Die Widersprüche überwiegen
Letztlich muss konstatiert werden, dass der Titel „Mehr Fortschritt wagen“ des Koalitionsvertrags, wie bei anderen Themen, mehr verspricht, als er hält. Zwar gibt es einige Verbesserungen gegenüber der vorherigen Politik, doch auch bei diesen Punkten wird wichtig, die Bundesregierung an ihre Versprechungen immer wieder zu erinnern. Gerade die Grünen, die sich im Wahlkampf klar für Menschen auf der Flucht positioniert haben, muss sich an ihren eigenen Maßstäben messen lassen – und da ist es verständlich, dass viele Menschen enttäuscht sind.
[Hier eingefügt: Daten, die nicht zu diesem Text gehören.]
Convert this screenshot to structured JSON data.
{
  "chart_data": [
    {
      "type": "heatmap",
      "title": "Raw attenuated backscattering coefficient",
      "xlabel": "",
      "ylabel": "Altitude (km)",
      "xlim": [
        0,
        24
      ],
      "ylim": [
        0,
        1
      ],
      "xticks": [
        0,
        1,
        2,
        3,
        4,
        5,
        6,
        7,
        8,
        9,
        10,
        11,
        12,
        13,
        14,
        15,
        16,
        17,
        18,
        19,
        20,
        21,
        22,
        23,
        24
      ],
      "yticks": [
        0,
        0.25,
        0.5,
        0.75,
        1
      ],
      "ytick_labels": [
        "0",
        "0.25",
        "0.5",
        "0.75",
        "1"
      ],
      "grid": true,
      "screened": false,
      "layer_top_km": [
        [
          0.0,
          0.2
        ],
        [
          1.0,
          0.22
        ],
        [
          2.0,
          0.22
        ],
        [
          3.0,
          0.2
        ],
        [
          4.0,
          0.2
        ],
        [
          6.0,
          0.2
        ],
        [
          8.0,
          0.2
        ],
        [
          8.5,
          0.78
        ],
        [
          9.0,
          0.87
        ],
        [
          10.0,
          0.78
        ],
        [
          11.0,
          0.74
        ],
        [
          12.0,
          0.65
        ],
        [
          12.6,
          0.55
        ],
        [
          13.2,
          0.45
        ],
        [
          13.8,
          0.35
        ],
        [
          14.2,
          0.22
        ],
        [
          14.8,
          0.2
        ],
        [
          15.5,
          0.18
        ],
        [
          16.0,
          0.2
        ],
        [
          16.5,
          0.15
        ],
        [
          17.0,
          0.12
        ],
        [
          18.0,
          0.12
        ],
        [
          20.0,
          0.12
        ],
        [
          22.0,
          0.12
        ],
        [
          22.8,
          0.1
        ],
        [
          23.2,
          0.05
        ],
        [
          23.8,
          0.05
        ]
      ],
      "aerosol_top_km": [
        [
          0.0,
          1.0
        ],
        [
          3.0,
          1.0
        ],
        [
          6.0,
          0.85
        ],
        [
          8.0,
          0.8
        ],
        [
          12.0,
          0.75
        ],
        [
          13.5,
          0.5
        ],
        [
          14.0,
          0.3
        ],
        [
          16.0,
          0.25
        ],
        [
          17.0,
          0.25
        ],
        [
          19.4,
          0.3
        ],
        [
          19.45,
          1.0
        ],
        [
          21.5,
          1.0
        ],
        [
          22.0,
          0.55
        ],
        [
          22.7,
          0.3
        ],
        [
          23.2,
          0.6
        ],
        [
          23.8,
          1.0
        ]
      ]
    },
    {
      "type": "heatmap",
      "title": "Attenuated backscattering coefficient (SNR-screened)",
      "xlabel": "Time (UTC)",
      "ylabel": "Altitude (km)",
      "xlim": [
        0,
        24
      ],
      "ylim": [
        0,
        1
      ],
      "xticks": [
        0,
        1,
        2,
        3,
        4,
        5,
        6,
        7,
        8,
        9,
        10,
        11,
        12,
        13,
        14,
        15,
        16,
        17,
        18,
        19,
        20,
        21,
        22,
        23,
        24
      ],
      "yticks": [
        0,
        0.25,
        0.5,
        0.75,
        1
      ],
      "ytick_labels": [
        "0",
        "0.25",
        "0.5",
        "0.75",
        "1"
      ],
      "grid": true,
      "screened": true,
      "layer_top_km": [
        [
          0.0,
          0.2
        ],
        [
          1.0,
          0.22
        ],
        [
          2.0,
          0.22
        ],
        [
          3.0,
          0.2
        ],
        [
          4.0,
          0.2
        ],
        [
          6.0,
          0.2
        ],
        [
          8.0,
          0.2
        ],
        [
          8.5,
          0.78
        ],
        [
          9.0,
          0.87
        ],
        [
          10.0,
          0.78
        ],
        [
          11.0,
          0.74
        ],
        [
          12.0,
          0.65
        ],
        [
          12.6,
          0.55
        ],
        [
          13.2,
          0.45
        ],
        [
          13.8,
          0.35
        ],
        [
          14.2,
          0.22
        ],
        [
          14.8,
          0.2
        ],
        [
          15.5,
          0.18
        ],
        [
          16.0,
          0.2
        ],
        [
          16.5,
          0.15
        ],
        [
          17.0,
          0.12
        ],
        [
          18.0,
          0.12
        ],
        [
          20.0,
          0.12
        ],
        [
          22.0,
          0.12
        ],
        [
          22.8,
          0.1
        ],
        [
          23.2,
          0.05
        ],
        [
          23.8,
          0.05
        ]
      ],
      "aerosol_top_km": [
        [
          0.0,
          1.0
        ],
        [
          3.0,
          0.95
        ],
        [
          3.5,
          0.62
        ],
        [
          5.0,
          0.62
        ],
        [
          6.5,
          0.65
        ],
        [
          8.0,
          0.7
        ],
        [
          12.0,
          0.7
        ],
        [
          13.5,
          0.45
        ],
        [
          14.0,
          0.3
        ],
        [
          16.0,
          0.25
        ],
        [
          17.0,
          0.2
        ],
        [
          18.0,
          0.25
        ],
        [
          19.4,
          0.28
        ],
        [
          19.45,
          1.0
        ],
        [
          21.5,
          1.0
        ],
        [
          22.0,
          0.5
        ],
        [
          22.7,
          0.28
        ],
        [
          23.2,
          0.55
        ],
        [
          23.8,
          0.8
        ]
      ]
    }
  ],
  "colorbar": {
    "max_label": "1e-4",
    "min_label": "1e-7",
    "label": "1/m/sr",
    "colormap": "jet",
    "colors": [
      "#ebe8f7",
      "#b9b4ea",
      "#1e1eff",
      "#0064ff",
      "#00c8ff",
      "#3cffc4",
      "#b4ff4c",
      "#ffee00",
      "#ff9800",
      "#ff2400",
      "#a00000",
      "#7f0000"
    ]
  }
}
Interessant wäre zusätzlich der Abgleich mit anderen Politikfeldern, wie der deutschen Wirtschaftspolitik, die globale Ungleichheit reproduziert. Auch die Passagen zu Waffenlieferungen sind hierfür interessant. Mindestens so lange mit deutschen Waffen in der ganzen Welt gemordet wird, muss man sich seiner Verantwortung für Menschen, die vor Kriegen fliehen, bewusst sein und nachkommen. Hinzukommt die sich verschärfende Klimakrise, die gerade im sogenannten globalen Süden schnell zu Kipppunkten führen kann und das Leben in einigen Regionen unmöglich machen könnte. Fluchtbewegungen sind hier vorprogrammiert.
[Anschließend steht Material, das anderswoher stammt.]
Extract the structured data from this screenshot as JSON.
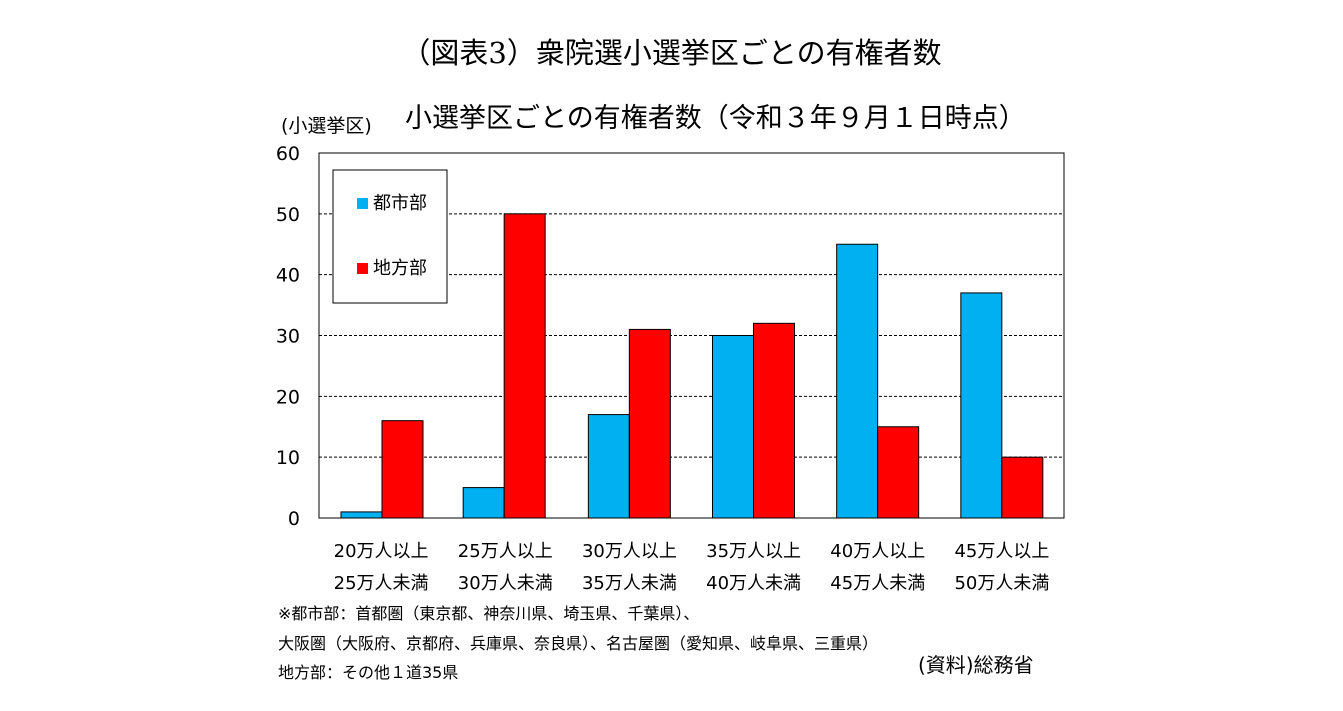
{
  "figure_title": "（図表3）衆院選小選挙区ごとの有権者数",
  "chart_data": {
    "type": "bar",
    "title": "小選挙区ごとの有権者数（令和３年９月１日時点）",
    "ylabel": "(小選挙区)",
    "xlabel": "",
    "ylim": [
      0,
      60
    ],
    "yticks": [
      0,
      10,
      20,
      30,
      40,
      50,
      60
    ],
    "grid": "dashed-horizontal",
    "legend_position": "top-left",
    "categories": [
      [
        "20万人以上",
        "25万人未満"
      ],
      [
        "25万人以上",
        "30万人未満"
      ],
      [
        "30万人以上",
        "35万人未満"
      ],
      [
        "35万人以上",
        "40万人未満"
      ],
      [
        "40万人以上",
        "45万人未満"
      ],
      [
        "45万人以上",
        "50万人未満"
      ]
    ],
    "series": [
      {
        "name": "都市部",
        "color": "#00b0f0",
        "values": [
          1,
          5,
          17,
          30,
          45,
          37
        ]
      },
      {
        "name": "地方部",
        "color": "#ff0000",
        "values": [
          16,
          50,
          31,
          32,
          15,
          10
        ]
      }
    ]
  },
  "notes": [
    "※都市部：首都圏（東京都、神奈川県、埼玉県、千葉県）、",
    "大阪圏（大阪府、京都府、兵庫県、奈良県）、名古屋圏（愛知県、岐阜県、三重県）",
    "地方部：その他１道35県"
  ],
  "source": "(資料)総務省"
}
Die Passagen zu den EU-Außengrenzen sind höchst widersprüchlich. Gerade dort, wo die Lage am schlimmsten ist, wird die Politik der Abschottung in nette Worte gekleidet und mehr oder weniger fortgeführt. Worin genau der Paradigmenwechsel liegen soll, bleibt unklar. Außerdem soll es weiterhin Abkommen mit Drittstaaten geben, die das Konstrukt der vermeintlich sicheren Herkunftsländer aufrechterhalten. Und es gibt kein Hinweis darauf, dass Kommunen und Bundesländer, die sich zum sicheren Hafen erklärt haben, mehr Menschen aufnehmen dürfen. De facto bleibt die Blockade des Bundes also bestehen und der Kampf um das „Recht, Rechte zu haben“[1] wird auch unter der neuen Bundesregierung weitergehen müssen, bis ein Bleibe- und Teilhaberecht für alle erkämpft ist.
[1] Arendt, Hannah: Elemente und Ursprünge totaler Herrschaft, S. 614.